The UK military appears to be revolting.
Not revolting as in gross, nor are they picking up their guns and storming No 10. But apparently, if The Telegraph is to be believed, military leaders are trashing Keir Starmer’s tough talk and vague plans for putting boots on the ground in Ukraine should Trump’s efforts to end the war succeed.
Sir Keir Starmer’s plans for a “coalition of the willing” to keep the peace in Ukraine have been dismissed as “political theatre”.
The Prime Minister proposed the peacekeeping initiative earlier this month, insisting several countries were prepared to enforce any peace deal.
But few concrete details of what troops and equipment would be sent have emerged.
On Sunday, senior military sources dismissed the plans, telling The Telegraph that Sir Keir had “got ahead of himself”.
Earlier this weekend, Donald Trump’s special envoy dismissed the plans as “a posture and a pose”. Steve Witkoff said the idea was based on a “simplistic” notion of the Prime Minister and other European leaders thinking “we have all got to be like Winston Churchill”.
Sounds like some things I have said in recent weeks, although I am far too lazy to go back through my posts to find out if I have been that elegant in my dismissals of Starmer here or merely laughed at the prig while discussing his attempts to appear Churchillian.
Starmer is a lightweight–a political peacock who puffs up his feathers while trying to look mean–whose understanding of strategy, military capabilities, and how to deter somebody like Putin was developed by attending Model UN club as a teen.
Imagine being a top military commander who has to listen to him. I weep for those men and women.
One senior Army source said it was not “remotely possible” for a plan of support for Ukraine to be drawn up in that time.
He said: “There is no defined military end-state or military-strategic planning assumptions. It’s all political theatre.
“Starmer got ahead of himself with talk of boots on the ground before he knew what he was talking about, which is why we hear less about it now and more about jets and vessels which are easier to do and don’t need basing in Ukraine.”
People both inside and outside the UK military are all scratching their heads about Starmer’s unwillingness to face reality. As I have many times, people on the left side of the political spectrum have an unnatural belief that saying the right words magically changes facts on the ground and what can work in the real world.

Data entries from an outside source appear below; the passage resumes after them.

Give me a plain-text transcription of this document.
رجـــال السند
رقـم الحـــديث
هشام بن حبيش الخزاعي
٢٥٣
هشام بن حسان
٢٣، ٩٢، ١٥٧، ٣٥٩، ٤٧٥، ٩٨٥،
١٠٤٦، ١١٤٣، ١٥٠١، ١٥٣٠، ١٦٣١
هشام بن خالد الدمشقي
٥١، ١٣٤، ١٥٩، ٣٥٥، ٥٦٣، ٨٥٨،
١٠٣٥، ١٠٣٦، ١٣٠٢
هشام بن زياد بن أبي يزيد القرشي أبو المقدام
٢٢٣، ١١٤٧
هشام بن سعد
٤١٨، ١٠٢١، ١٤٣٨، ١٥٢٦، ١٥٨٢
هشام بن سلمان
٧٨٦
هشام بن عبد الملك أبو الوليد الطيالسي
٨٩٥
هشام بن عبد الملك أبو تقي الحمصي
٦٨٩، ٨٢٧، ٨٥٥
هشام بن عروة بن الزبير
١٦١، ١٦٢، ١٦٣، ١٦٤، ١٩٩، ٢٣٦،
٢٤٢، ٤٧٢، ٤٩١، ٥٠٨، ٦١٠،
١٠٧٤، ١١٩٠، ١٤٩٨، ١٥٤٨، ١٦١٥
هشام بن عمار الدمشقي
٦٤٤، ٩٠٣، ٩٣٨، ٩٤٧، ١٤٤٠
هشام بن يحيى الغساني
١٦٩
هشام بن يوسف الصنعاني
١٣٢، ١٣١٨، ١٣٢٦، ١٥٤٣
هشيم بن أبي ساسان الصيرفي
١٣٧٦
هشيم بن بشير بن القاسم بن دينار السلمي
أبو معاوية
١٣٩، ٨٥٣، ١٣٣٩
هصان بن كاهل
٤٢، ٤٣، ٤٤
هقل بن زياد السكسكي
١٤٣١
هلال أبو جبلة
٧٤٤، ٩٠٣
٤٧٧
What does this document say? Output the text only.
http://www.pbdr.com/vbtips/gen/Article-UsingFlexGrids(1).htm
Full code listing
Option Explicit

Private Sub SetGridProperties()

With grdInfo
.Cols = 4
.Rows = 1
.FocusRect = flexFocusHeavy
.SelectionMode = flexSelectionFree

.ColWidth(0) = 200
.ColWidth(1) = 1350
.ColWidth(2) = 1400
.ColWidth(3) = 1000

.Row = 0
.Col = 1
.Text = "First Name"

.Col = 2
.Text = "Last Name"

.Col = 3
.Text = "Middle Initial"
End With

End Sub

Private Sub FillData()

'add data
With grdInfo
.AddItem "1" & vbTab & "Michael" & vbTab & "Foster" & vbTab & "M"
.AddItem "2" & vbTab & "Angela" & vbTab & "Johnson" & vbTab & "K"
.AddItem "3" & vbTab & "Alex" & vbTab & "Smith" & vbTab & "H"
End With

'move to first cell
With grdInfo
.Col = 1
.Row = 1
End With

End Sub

Sir Keir Starmer has been accused by military experts of hiding behind “cringey” cliches over his plans for a peacekeeping coalition in Ukraine.
John Foreman, a former UK defence attache to Moscow and Kyiv, told The Telegraph there were concerns that the Prime Minister’s initiative was proving hollow and had no clear objectives.
It came as US and Russian officials on Monday began talks in Riyadh to discuss a ceasefire in Ukraine.
Despite 30 nations meeting last week at Permanent Joint Headquarters in Northwood for talks led by Lt Gen Nick Perry, the commander of joint operations, the Government was unable to set out what concrete plans had been made regarding what troops and equipment each country could send to Ukraine.
Speaking after the meeting, Sir Keir said the coalition, which was launched on March 2, had moved from “political momentum” to “military planning”.
However, Mr Foreman said: “If the Government won’t level with the people, especially things on national security, they will rightly ask what is going on?
“We are a mature democracy with centuries of parliamentary procedures and a free media. The Government needs to treat us like adults, not hide behind cringey, gnomic cliches.”
He said Sir Keir’s words amounted to a “tentative first step”, adding: “They are still in the very early part of the planning process, with weak strategic objectives.
“People both in the military, and also those involved intimately in the military planning process, feel sorry for General Nick Perry, who has been landed with the baby due to unrealistic political assumptions.”
Cringy cliches. I like that. It is like something Beege would say, and I like Beege.
It’s no surprise that Trump’s envoy, Steve Witkoff, has dismissed the Starmer proposal as a “a posture and a pose,” and if the criticism stopped there, Starmer would probably benefit from, rather than be hurt by, the opposition. But when leaders within his own military trash him like that, it is a signal to the rest of the world that Starmer has himself in a pickle and may be drowning in the stinging juice.
Europeans have been infantilized by America’s willingness to indulge their security fantasies for 45 years since the end of the Cold War. What seemed like a good idea–keeping the Europeans under our thumbs by providing for their security needs and making them dependent on us, leaves us in the position of an overindulgent parent who has let their 35-year-old son live in the basement to play video games.
They have no idea how the real world works, and yet they think they know better than their parents how things “really” work.
A good parent would invite that child to leave home and prove that, indeed, they know better than the old fogies. Show us, Keir, don’t tell us.